Like a shadow following him around, the necessity to work has tagged along with Highsmith dating back to his high school days. Near the end of his high school career, just a few schools showed interest. He eventually decided to walk on at Charlotte.
It was here at Charlotte that Highsmith would have to work and he wasted no time getting to work. He redshirted his first season in 2015 and year by year his numbers began to trickle up. In 2016, he notched just one sack. In 2017, he increased this number slightly, recording two sacks but it was in 2018 when it was evident that sooner or later nothing was going to hold Highsmith back.
“I remember coming in as a walk-on and coming after training camp. I came in and did what I could for the scout team that first year. I worked my butt off and eventually became a part of the rotation. During my freshman and sophomore years I played on special teams, so I think that’s what a lot of coaches will like I about. The spring of 2018 was when my game went to the next level,” Highsmith told Chris Rosvoglou of The Spun.
In 2018, Highsmith enjoyed a breakout season as he set a school record with 18.5 tackles for a loss, though this record would not stand for long. It takes a great player to set records but it takes a special player to then break his own record. That is exactly what the Charlotte pass rusher did in 2019, registering 21.5 tackles for a loss and 15 sacks.
By now, Highsmith was no longer just a small school stud. He was garnering attention from the highest ranks that the NCAA had to offer. By September 2019, Clemson began to take notice as Dabo Swinney sung the praises of the Charlotte pass rusher.

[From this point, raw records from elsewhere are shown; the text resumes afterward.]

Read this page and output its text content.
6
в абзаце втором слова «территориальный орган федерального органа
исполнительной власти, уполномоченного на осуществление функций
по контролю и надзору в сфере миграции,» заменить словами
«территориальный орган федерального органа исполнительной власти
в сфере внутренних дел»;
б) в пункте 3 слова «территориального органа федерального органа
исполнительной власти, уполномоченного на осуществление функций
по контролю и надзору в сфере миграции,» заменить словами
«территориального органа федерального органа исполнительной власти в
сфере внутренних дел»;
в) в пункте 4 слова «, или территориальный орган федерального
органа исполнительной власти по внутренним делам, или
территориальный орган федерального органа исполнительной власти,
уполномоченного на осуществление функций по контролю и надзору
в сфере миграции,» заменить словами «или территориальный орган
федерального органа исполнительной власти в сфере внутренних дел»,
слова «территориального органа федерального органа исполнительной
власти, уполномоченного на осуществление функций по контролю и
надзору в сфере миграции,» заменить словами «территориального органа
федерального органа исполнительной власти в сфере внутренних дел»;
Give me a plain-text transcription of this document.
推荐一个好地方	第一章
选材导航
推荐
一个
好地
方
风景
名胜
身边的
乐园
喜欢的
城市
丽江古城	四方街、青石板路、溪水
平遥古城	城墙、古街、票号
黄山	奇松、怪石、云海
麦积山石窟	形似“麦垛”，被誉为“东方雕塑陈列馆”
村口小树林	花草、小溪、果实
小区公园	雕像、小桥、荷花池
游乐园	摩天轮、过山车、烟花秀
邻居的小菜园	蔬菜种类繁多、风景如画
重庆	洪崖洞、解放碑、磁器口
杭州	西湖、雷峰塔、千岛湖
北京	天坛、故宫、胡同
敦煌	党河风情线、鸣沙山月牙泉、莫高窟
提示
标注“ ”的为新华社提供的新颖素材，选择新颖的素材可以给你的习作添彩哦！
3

“They probably have the best player that we’ve seen to this point in that No. 5 (Highsmith). He’s on all the ‘great player’ lists. I kept watching him and going, ‘Holy cow.’ He looks like Xavier Thomas. He’s physical, fast, disruptive. He’s causing sacks and tips. Really, really good football player. That No. 5 could play for anybody in the country,” Swinney said shortly before a matchup between Clemson and Charlotte.
Swinney was not the only one from Clemson who would be impressed by Highsmith’s ability. After recording one sack and one tackle for a loss, the pass rusher had now also caught the attention of Clemson’s left tackle Jackson Carman.
“He was a dude. I’ve been playing football for 12 years and he’s by far the fastest off the ball I’ve ever gone against. Ever,” Carman told The State following their matchup.
After a dominant senior season, Highsmith earned an invite to the Shrine Bowl and he continued to impress during the pre-draft process. After seeing the destruction caused by Highsmith, Steelers coach Mike Tomlin and the front office went ahead and added him with their third-round selection.
The newest Steelers’ outside linebacker noted shortly after being drafted that it seemed like he would be a special teams contributor in 2020 while also backing up Watt and Dupree. For Highsmith, this should not be a worry for it is just another opportunity for him to do what he does best – work.